In regarding the curriculum of Sociology 352, The Family, I would suggest incorporating chapters 1, 3 and 4 into the course, it would be best contrasted if coupled by Gary Becker’s reading or the Second Shift because it would truly add to the concepts of child rearing and gender roles. Secondly, these chapters in the book demonstrate how our past experiences and social reforms of the past have helped shape our relationships and values of the present day. The want and expression of peer marriage is not some rebellious act designed by couples who hate tradition. It is a result and a reflection of how some of our traditions have not served our best interests. I believe that peer marriage is based on the foundation that couples want something more out their relationships that they couldn’t find with in the limits of tradition. I find Pepper Schwartz’s work and research to be revolutionary to our changing society’s needs. A principle of nature is survival of the fittest. I find this example comparable to societal traditions of marriage. If some traditions, such as gender roles in marriage, do not serve a beneficial purpose then they will die out and the elements that do provide a beneficial purpose will thrive. I hope this is the case of peer marriage.
Schwartz kept her reading interesting by comparing the differences of traditional and peer marriage. By introducing points and supporting them through personal accounts of couples from either type of marriage she managed to successfully support her contentions.

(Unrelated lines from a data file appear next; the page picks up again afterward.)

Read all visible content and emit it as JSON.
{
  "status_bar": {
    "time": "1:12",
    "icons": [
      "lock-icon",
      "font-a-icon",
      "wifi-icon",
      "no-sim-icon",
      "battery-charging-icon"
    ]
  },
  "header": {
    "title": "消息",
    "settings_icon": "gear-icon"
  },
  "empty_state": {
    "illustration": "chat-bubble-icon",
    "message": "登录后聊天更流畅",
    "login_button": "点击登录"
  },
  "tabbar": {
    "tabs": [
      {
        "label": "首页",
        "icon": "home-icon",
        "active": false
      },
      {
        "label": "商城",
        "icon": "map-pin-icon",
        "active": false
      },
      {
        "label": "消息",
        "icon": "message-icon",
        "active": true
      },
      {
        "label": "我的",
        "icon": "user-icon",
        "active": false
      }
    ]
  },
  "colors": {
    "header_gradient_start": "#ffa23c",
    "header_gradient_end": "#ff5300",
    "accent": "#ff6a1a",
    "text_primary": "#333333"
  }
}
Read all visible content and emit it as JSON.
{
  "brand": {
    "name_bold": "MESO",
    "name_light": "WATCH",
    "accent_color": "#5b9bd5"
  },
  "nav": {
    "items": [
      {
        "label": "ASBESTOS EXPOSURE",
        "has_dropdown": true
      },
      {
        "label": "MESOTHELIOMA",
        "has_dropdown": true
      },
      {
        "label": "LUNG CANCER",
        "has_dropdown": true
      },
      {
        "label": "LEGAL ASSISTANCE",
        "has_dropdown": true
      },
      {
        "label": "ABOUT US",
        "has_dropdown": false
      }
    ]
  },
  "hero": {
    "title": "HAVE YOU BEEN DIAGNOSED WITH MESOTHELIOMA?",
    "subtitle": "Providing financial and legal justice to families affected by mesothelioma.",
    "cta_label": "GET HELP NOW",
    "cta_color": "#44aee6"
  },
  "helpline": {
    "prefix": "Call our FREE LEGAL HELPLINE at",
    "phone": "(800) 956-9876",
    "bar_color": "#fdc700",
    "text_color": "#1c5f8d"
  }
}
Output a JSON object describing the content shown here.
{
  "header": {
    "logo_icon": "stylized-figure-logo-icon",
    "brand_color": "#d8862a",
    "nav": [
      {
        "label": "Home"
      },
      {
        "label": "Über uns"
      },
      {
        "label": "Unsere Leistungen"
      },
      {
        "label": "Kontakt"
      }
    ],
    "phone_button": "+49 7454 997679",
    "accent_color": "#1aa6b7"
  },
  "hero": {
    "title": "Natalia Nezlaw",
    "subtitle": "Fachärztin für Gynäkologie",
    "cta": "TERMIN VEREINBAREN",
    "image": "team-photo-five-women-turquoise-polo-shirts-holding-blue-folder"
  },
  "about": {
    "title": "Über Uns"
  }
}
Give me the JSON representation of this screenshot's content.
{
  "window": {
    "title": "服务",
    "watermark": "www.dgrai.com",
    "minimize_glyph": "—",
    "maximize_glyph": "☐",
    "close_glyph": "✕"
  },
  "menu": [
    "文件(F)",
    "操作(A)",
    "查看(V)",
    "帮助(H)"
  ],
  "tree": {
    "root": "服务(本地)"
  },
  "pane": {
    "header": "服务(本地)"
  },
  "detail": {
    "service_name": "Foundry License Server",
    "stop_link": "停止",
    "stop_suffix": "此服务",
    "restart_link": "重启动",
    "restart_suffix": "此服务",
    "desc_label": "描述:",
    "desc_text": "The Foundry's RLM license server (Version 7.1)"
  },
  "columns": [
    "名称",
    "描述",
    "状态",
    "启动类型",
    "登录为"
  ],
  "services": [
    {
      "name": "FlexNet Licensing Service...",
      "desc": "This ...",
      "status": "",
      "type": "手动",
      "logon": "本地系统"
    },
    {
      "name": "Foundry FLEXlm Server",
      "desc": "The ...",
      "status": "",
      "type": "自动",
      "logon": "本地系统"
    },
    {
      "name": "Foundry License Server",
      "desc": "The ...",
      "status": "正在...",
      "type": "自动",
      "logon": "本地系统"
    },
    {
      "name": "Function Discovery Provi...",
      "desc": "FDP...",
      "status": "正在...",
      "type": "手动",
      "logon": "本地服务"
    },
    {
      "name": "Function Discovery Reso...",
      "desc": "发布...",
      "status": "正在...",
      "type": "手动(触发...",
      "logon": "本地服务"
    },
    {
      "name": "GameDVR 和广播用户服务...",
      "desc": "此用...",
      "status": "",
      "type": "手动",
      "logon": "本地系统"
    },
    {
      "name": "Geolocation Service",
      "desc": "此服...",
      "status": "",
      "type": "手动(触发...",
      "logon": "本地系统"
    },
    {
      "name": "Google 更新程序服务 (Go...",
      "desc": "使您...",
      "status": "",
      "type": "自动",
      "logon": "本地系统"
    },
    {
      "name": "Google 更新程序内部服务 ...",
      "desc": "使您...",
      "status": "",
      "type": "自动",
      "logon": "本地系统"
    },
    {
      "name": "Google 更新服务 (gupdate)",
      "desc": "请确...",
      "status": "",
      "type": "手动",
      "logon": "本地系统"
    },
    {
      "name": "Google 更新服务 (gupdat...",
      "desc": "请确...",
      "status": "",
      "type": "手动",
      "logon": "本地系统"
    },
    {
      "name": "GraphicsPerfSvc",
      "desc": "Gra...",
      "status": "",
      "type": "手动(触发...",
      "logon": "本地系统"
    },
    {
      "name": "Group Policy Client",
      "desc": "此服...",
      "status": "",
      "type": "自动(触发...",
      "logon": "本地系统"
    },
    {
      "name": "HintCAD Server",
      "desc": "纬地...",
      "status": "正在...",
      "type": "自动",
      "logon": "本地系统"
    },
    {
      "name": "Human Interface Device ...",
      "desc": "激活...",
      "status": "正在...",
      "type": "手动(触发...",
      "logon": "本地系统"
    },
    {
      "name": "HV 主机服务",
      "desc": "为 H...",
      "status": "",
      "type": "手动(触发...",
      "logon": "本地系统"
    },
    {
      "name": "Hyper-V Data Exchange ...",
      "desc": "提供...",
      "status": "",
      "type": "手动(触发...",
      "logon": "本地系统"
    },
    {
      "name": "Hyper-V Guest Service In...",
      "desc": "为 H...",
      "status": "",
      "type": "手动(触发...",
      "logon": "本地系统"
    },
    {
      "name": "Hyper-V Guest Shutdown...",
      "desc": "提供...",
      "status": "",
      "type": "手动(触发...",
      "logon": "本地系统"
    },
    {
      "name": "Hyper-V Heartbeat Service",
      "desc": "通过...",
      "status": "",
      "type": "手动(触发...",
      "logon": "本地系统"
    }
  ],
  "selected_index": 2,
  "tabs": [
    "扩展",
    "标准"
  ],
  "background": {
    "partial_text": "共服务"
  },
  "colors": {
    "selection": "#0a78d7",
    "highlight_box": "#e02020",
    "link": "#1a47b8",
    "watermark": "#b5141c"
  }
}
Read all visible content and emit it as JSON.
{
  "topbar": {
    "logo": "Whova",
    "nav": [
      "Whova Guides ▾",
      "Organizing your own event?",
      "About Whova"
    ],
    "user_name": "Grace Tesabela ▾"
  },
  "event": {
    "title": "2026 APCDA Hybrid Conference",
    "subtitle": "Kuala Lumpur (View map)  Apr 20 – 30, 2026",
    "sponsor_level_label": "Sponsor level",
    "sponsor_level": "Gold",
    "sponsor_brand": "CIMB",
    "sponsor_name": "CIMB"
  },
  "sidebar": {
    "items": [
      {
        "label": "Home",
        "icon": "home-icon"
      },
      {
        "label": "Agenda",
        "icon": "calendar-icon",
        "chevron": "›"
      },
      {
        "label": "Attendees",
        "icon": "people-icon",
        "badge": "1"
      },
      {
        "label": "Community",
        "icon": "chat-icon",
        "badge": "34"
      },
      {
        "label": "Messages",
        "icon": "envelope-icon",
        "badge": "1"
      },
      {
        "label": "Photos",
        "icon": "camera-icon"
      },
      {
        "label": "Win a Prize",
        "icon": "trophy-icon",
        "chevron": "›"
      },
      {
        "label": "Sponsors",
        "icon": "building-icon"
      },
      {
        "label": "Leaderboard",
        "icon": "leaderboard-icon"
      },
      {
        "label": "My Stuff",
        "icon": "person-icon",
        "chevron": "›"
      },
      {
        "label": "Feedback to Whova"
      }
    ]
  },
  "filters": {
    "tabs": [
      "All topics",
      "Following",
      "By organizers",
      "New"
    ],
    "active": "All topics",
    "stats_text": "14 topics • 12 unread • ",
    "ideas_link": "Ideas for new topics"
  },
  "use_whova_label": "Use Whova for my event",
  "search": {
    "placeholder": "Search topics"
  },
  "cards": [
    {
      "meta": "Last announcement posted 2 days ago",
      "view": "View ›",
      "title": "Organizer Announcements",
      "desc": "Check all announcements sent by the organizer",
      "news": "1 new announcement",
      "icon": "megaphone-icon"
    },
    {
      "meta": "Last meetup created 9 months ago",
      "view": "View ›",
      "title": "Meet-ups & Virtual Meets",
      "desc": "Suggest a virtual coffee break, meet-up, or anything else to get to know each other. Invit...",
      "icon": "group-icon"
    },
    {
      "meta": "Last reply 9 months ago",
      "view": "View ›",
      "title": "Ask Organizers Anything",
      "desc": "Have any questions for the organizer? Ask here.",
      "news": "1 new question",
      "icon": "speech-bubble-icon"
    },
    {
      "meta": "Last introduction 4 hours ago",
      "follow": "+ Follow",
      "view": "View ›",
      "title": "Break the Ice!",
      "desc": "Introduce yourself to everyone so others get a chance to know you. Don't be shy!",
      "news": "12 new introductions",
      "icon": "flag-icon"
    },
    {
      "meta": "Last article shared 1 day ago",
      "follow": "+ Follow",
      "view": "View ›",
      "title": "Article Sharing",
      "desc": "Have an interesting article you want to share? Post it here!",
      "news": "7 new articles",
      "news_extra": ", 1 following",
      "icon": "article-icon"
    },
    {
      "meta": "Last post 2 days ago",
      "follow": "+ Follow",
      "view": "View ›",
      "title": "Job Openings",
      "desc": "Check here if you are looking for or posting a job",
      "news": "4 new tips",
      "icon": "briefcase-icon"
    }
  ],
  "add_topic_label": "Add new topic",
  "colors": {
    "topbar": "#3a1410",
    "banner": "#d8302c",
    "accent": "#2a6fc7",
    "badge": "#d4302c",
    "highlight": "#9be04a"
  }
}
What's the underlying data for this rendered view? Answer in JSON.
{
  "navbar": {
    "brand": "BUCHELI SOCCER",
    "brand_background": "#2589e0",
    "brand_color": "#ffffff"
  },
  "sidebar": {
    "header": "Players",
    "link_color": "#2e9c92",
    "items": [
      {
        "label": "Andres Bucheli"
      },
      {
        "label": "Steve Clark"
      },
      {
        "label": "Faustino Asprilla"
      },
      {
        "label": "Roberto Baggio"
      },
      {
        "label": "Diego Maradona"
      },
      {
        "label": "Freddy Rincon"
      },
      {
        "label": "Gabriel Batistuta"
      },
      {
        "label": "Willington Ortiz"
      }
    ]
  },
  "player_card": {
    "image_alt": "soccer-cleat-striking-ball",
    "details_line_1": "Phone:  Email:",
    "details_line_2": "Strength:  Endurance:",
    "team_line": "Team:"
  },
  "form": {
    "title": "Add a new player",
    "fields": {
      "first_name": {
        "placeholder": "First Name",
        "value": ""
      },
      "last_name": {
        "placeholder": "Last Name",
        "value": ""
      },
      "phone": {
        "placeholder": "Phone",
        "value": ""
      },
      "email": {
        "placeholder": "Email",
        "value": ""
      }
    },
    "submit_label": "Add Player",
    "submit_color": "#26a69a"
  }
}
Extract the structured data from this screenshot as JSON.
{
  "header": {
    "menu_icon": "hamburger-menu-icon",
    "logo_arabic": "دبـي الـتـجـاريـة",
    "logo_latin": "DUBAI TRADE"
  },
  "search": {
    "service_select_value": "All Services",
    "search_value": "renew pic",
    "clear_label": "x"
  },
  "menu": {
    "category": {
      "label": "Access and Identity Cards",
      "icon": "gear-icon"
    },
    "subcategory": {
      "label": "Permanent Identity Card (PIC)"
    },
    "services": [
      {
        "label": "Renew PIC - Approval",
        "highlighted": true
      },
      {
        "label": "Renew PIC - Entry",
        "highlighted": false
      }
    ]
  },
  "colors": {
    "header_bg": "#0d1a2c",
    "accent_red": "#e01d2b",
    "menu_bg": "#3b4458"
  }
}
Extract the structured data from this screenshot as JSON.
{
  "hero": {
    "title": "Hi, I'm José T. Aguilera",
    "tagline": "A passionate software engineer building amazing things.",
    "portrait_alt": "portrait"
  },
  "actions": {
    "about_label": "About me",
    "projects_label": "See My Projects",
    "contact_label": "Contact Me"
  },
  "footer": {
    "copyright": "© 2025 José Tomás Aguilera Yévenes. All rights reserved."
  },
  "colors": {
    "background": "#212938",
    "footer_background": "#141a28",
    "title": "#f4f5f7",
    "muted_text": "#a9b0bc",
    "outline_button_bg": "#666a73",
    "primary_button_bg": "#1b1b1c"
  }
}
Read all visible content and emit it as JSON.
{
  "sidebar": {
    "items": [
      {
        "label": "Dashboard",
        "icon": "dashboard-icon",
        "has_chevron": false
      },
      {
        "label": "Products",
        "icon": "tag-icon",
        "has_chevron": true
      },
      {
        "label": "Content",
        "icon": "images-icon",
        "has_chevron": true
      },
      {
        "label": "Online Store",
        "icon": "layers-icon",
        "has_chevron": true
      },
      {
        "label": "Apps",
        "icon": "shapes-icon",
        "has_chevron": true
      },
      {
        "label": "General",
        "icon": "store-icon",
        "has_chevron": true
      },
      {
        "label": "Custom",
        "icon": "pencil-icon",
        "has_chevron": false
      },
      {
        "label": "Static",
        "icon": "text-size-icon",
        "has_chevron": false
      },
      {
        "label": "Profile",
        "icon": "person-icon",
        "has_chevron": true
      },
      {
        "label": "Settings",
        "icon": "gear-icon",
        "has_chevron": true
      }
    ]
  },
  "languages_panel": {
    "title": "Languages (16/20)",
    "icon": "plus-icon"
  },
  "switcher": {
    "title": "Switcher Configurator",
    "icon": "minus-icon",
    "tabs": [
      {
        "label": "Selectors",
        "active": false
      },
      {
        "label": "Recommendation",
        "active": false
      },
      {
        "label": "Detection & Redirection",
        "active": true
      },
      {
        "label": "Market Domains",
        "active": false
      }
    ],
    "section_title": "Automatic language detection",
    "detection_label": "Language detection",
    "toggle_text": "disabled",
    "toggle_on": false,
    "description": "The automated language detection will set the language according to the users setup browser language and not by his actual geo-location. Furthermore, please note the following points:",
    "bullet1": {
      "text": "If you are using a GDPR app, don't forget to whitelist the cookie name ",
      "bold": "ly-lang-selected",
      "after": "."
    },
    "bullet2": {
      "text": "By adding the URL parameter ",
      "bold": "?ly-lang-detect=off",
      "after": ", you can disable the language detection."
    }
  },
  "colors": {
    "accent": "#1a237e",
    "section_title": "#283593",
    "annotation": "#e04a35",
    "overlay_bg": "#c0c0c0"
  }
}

Through examining the myriad of ways that gender roles interfere with intimacy, Pepper Schwartz has identified the costs of traditional marriage and the rewards of peer marriage. She has demonstrated that the provider and nurturer roles assumed by man and woman ultimately negate intimacy and antagonize deep friendship. She shows that deep friendship found through equality is essential for intimacy and that peer marriage promotes commitment, shared worlds, co-parenting and the celebration of similarity. It is these qualities that peer marriage promote that make a marriage lasting and fulfilling for man and woman.